Small details can make a difference in these cases, says Robert M. Wolin, JD, an attorney with the law firm of Baker Hostetler in Houston. He recalls an Idaho case in which the court focused on the fact that the physician's scrub shirt had the hospital's name on it. The patient reasonably assumed that the doctor worked for the hospital, the court determined.
"We recommend that you do not allow that kind of misunderstanding by letting contract physicians wear hospital scrubs or other garments that include the hospital's logo.
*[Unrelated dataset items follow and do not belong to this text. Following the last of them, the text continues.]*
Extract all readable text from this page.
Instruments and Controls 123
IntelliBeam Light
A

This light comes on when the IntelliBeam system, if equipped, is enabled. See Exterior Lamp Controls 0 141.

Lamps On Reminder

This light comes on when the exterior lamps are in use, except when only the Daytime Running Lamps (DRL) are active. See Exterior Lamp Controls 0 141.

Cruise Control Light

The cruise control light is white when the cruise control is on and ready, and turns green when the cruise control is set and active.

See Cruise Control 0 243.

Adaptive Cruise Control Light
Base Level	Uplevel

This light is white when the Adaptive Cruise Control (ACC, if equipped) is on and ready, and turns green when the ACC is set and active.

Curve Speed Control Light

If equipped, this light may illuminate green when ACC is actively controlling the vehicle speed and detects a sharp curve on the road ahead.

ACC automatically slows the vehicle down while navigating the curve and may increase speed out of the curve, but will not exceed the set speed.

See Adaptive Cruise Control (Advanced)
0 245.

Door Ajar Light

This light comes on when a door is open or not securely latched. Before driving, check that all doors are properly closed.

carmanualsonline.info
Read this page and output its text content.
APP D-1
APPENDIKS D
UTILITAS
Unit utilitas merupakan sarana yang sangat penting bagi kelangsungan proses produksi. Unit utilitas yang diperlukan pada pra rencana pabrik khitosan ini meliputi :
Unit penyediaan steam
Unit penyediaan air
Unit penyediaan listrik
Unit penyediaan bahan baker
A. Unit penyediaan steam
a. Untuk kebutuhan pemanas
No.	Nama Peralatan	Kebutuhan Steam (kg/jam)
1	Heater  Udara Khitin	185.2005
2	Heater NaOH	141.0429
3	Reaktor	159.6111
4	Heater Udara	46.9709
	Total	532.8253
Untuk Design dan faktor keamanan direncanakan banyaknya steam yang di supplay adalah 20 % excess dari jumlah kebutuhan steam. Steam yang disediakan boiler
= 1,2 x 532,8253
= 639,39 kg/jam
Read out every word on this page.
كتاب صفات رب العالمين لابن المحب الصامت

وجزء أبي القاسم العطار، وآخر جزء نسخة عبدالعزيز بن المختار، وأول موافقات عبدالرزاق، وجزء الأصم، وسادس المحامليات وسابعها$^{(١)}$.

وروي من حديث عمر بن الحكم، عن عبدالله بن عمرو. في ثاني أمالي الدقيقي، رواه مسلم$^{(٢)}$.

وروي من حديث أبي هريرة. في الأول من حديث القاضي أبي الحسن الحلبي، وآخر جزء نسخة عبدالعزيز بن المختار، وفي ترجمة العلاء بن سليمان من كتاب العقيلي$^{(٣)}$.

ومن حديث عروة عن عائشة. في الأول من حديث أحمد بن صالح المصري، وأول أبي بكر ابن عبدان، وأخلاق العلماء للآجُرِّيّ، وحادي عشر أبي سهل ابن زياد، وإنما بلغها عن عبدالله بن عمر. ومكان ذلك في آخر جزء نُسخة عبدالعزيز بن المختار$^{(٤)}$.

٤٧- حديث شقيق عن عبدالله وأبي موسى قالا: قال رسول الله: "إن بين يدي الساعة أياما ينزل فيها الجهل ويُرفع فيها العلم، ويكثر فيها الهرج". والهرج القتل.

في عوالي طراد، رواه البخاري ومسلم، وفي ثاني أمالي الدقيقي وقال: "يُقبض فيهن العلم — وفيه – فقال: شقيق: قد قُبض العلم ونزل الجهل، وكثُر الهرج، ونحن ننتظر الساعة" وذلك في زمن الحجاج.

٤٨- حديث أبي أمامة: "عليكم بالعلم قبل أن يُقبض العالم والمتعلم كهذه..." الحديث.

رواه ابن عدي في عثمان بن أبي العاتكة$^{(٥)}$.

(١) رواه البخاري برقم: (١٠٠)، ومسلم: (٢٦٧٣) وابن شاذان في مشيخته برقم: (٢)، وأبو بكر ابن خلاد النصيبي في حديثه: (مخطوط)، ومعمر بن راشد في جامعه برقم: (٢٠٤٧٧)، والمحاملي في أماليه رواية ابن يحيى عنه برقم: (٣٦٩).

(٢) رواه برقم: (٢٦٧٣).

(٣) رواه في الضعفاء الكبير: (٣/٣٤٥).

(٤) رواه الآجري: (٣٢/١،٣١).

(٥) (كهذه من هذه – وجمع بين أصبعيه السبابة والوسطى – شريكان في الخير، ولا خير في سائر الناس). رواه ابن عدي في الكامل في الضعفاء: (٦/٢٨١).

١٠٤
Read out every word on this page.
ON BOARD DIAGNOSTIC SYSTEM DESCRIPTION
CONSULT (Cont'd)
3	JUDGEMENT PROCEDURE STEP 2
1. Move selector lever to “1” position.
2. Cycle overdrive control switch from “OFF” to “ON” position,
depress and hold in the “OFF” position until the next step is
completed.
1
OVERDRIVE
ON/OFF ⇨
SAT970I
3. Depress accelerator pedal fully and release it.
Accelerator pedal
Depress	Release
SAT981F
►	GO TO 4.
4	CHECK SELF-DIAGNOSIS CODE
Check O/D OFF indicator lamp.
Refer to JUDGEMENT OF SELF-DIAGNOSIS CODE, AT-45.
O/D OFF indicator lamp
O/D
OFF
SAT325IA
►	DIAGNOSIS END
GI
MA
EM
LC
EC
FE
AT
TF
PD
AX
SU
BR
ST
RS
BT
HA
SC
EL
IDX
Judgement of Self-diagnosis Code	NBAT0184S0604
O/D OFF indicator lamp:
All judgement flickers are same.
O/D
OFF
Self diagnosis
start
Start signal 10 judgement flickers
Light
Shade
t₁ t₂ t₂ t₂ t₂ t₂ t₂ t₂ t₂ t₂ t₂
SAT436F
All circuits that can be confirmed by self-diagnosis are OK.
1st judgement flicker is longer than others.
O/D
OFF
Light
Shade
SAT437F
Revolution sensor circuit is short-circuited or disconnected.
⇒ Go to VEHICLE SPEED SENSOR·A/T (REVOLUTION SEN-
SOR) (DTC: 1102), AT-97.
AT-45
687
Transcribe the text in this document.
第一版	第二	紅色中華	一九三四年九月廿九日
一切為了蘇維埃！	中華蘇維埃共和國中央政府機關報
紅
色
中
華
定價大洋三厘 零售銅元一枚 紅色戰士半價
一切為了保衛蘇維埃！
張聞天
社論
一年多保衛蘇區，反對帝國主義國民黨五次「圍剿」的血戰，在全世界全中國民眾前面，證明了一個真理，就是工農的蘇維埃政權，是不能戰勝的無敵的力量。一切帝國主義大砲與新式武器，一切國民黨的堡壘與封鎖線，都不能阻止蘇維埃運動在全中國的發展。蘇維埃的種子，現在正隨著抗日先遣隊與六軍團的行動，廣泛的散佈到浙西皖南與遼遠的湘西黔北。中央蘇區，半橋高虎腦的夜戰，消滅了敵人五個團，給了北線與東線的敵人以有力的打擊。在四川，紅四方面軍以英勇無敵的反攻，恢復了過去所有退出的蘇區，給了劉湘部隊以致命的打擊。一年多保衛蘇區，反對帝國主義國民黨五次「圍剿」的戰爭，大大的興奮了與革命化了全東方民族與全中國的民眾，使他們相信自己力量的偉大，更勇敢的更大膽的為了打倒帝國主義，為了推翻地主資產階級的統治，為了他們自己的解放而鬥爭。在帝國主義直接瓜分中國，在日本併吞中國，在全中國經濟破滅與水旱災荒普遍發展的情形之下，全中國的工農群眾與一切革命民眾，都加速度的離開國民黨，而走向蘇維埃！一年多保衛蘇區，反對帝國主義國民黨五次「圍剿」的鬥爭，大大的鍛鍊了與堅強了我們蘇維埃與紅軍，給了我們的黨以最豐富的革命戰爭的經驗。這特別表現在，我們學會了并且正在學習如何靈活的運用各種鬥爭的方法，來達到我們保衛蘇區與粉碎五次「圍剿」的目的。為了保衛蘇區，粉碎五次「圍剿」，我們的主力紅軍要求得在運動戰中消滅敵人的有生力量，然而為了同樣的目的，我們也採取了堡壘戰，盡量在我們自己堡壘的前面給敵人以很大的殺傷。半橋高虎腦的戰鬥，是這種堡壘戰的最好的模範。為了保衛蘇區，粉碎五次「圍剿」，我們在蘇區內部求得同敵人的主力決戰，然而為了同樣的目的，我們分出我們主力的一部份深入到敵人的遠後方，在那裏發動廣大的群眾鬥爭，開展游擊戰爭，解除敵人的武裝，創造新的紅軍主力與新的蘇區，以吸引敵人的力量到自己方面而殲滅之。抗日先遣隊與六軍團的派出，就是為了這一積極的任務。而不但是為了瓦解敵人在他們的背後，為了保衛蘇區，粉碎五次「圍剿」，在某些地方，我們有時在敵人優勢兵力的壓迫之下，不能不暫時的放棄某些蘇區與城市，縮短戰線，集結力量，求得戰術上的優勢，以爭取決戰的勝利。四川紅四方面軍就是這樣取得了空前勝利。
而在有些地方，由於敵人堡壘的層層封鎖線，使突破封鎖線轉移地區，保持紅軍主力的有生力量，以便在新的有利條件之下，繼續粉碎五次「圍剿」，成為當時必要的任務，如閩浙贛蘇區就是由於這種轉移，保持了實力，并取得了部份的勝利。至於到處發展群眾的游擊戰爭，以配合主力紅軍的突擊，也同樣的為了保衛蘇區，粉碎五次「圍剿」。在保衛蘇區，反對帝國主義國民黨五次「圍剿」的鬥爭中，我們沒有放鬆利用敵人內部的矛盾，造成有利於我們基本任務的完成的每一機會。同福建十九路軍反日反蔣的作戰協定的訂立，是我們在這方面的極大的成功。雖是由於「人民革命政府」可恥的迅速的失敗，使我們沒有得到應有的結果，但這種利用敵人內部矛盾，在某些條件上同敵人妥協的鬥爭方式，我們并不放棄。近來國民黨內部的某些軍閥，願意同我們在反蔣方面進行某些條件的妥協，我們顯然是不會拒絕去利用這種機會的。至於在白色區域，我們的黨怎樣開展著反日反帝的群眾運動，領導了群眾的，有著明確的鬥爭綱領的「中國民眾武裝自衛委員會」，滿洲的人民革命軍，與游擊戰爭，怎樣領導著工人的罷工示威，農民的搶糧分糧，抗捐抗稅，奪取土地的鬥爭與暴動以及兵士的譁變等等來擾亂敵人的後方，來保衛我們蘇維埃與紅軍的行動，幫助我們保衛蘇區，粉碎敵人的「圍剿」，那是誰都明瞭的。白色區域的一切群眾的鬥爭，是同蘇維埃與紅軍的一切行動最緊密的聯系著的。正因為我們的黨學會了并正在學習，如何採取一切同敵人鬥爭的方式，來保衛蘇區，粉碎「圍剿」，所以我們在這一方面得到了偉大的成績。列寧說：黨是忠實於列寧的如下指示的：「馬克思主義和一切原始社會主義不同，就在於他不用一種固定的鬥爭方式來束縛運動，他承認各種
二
They should wear clothing that clearly displays their own name along with the physician group they belong to," he says. "This can seem like such a small thing, even petty, but the courts clearly are saying it matters."
Signage indicating that some or all physicians are independent contractors should be placed prominently, Wolin says, and to the extent possible, patients should be offered the chance to select their own physicians. This would specifically counter one issue cited by the courts.
"That becomes a problem when you have exclusive contracts with anesthesiology or surgery groups," Wolin says. "To the extent that there is an exclusive agreement, it is very likely - barring some very good notification to the patient - that a court would hold the doctor is an agent of the hospital under apparent authority."
Advertising can be a problem when it comes to discouraging apparent authority, Kramer says. Hospitals must be cognizant of the fact that advertising can negate attempts to give patients notice that they don't employ doctors in certain specialties. Wolin agrees, saying there can be a never-ending fight between marketing and risk management on this issue.
"Marketing wants to portray all the doctors and everyone at the hospital as one big happy family. It looks really good in the commercials," he says. "But risk management wants to say, no, they don't belong to us. You have to strike a balance, but you have to know you're taking a risk when you put that kind of image out in the community."